The re-identification device as described in claim 3, wherein the operation of determining to store in the memory as one of the images comprises: Calculating a first total score based on the confidence score of the first object image and the visual scores; Calculating a second total score based on the confidence score of the second object image and the visual scores; and Determining the content to be stored in the memory as one of the images based on the first total score and the second total score.

The re-identification device as described in claim 1, wherein the operation of calculating the visible scores of the key points corresponding to the first object image further includes: Determining a position of each of the key points in the first object image, wherein each of the key points corresponds to a part of the object; and Based on a plurality of pixels of the position of each of the key points in the first object image, calculating one of the visible scores corresponding to each of the key points.

A re-identification device as described in claim 1, wherein the key points include a plurality of facial key points and a plurality of body key points, and the visibility scores include a plurality of facial visibility scores corresponding to the facial key points and a plurality of body visibility scores corresponding to the body key points.

The re-identification device as described in claim 1, wherein the operation of calculating the confidence score of the first object image corresponding to the object further includes: Based on the first object image, calculating a confidence score of the object included in the first object image as the confidence score.

The re-identification device as described in claim 1, wherein the re-identification step further includes: receiving an image to be identified, grouping the image to be identified into a first category of a plurality of identification categories; and based on the first category, outputting a plurality of identified images corresponding to the first category.

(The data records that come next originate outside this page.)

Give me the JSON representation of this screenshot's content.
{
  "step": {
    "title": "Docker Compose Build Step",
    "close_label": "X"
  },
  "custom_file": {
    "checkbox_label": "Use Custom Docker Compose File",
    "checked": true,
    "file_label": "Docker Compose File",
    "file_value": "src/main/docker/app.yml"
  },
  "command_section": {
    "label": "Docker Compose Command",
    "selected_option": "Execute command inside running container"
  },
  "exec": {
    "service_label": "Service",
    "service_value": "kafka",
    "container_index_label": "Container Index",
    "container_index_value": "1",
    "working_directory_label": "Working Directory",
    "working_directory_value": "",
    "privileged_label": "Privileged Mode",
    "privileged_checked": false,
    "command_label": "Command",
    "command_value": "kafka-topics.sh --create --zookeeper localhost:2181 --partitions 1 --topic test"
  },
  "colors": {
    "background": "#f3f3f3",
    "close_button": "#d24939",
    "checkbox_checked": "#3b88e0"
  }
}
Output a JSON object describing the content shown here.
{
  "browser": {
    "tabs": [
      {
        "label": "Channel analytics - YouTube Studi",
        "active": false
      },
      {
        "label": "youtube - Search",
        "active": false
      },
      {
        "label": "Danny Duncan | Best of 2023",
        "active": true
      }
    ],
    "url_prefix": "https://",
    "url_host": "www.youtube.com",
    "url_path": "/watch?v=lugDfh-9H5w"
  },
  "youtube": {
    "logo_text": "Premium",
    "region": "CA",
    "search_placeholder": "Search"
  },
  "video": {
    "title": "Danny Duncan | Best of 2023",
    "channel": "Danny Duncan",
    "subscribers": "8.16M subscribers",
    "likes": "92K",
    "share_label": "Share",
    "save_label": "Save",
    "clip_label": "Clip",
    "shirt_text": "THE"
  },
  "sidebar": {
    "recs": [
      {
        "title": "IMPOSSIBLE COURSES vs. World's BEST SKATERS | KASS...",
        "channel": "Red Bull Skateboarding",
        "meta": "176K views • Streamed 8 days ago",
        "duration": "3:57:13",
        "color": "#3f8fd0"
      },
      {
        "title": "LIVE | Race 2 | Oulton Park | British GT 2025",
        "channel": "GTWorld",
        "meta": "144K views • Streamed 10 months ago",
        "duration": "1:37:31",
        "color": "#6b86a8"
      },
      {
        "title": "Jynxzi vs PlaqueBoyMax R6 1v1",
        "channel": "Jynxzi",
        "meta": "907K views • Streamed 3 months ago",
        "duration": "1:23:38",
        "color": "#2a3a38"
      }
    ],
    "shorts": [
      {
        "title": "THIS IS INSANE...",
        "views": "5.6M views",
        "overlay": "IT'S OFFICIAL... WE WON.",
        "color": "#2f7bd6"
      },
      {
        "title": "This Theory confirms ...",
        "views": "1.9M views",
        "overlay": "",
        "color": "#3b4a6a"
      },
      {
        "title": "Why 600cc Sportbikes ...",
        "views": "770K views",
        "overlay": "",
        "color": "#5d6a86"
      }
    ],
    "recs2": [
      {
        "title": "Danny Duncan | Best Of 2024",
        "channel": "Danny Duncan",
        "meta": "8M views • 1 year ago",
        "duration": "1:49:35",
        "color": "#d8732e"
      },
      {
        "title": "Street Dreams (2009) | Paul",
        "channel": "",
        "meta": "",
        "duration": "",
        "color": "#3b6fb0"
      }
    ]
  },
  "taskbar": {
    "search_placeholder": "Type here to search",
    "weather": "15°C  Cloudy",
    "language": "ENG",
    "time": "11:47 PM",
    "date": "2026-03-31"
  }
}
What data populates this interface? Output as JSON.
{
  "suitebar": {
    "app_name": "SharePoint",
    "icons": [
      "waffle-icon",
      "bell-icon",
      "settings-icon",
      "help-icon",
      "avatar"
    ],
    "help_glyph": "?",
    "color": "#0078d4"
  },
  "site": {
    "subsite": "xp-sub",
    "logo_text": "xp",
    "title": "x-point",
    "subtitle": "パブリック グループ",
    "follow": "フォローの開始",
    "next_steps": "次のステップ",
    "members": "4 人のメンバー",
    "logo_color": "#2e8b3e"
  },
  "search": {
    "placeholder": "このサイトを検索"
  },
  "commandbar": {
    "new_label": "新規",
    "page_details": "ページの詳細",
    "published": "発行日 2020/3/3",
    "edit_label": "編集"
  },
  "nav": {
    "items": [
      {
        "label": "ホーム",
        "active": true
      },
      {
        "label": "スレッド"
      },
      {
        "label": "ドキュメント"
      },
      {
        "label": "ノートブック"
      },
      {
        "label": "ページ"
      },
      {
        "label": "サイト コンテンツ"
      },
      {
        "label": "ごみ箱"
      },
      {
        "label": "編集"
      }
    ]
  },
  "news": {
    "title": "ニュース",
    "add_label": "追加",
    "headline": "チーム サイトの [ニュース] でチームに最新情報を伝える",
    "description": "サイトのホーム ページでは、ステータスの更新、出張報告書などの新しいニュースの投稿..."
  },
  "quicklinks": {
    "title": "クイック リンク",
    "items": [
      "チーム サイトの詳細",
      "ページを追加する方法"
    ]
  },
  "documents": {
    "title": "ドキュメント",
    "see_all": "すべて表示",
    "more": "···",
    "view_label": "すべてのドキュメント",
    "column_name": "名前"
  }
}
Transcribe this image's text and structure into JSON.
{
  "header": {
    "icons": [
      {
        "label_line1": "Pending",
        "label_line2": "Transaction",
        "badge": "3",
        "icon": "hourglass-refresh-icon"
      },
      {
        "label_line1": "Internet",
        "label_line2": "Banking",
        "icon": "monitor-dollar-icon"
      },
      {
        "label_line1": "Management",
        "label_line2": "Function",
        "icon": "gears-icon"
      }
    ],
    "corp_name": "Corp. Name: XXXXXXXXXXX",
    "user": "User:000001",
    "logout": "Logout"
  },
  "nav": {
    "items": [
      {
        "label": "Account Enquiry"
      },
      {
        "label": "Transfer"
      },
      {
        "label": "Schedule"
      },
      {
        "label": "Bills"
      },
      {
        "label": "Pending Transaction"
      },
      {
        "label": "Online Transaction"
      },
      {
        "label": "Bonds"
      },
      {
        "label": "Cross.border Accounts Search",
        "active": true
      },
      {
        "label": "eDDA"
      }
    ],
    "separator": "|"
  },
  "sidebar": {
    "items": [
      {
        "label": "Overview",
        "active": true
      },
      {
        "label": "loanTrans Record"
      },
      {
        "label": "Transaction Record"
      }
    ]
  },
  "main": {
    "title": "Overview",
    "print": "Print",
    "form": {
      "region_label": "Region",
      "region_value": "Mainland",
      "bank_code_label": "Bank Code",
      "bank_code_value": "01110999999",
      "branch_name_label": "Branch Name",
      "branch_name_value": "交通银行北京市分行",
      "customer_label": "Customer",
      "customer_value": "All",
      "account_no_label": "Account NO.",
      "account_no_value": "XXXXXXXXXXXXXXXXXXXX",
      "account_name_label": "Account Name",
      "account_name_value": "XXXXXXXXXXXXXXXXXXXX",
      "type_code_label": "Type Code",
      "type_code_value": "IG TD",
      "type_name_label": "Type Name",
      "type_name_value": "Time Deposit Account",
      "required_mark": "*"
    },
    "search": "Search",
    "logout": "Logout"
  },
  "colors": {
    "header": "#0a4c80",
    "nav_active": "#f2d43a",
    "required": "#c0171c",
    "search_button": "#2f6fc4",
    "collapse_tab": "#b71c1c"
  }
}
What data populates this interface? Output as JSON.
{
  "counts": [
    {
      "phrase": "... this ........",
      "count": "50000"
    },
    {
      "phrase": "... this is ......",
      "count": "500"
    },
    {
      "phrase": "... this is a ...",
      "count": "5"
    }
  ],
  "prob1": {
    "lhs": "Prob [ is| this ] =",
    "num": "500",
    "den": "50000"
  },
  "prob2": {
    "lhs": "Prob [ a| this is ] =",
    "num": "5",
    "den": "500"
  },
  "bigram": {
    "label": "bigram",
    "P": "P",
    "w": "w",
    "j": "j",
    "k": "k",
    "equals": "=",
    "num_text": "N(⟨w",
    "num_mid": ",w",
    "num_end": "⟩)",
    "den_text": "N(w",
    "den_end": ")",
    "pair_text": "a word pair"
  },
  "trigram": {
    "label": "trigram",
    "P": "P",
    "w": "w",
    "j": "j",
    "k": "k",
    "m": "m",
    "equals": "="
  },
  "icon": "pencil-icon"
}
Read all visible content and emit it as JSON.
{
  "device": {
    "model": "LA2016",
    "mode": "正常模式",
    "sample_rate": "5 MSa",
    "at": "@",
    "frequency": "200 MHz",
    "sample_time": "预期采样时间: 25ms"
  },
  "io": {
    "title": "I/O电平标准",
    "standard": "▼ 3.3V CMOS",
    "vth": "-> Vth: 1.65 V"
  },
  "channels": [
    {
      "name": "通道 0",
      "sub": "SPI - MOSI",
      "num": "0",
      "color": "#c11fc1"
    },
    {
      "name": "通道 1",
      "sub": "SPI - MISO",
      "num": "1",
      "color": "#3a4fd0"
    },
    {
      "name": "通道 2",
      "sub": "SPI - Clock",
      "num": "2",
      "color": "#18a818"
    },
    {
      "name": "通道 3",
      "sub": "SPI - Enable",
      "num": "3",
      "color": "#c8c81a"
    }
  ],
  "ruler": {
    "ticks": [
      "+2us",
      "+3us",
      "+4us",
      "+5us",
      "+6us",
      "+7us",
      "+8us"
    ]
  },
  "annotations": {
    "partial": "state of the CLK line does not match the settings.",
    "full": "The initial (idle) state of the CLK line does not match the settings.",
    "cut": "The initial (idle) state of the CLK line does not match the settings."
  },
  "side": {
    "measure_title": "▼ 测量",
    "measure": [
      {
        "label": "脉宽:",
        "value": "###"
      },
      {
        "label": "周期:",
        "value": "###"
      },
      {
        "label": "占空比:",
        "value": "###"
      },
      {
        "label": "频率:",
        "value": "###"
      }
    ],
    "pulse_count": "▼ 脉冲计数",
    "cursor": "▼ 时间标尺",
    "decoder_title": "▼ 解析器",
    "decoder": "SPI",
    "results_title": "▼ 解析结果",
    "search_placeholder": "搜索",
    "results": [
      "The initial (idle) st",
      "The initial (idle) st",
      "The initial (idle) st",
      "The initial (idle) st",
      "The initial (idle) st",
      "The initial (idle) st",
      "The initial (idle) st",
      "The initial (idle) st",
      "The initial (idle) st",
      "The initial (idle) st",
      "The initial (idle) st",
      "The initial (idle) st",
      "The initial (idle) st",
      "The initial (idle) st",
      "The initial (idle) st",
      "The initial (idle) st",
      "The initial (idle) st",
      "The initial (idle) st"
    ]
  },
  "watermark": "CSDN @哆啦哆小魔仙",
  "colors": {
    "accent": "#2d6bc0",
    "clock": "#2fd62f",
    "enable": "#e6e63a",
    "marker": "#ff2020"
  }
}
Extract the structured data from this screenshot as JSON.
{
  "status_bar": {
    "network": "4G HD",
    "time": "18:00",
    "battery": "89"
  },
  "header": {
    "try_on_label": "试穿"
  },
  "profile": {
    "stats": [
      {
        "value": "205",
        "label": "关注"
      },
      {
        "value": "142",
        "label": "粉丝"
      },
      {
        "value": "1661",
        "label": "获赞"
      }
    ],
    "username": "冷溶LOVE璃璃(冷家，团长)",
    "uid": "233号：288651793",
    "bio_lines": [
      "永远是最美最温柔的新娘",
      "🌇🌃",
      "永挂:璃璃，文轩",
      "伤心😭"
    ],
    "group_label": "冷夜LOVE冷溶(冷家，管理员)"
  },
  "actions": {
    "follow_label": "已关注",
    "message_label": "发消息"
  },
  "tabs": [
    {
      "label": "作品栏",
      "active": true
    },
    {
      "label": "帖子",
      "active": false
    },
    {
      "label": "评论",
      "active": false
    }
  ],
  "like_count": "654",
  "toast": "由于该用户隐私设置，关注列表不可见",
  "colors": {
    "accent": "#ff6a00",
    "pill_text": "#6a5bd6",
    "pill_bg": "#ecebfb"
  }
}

A re-identification method is applicable to an electronic device, wherein the electronic device includes a memory, and the re-identification method includes: Capturing a first object image corresponding to an object from a first input image; Based on the first object image, calculating a confidence score that the first object image corresponds to the object; Based on the first object image, calculating a plurality of visual scores of a plurality of key points corresponding to the first object image; Based on the confidence score of the first object image and the visual scores, determining whether to store a first image including the first object image in the memory as one of a plurality of images; and Based on the images stored in the memory, performing a re-identification step; The step of determining to store in the memory as one of the images further includes: Calculating a first total score based on the confidence score of the first object image and the visual scores; and In response to the first total score being greater than a threshold, storing the first object image in the memory.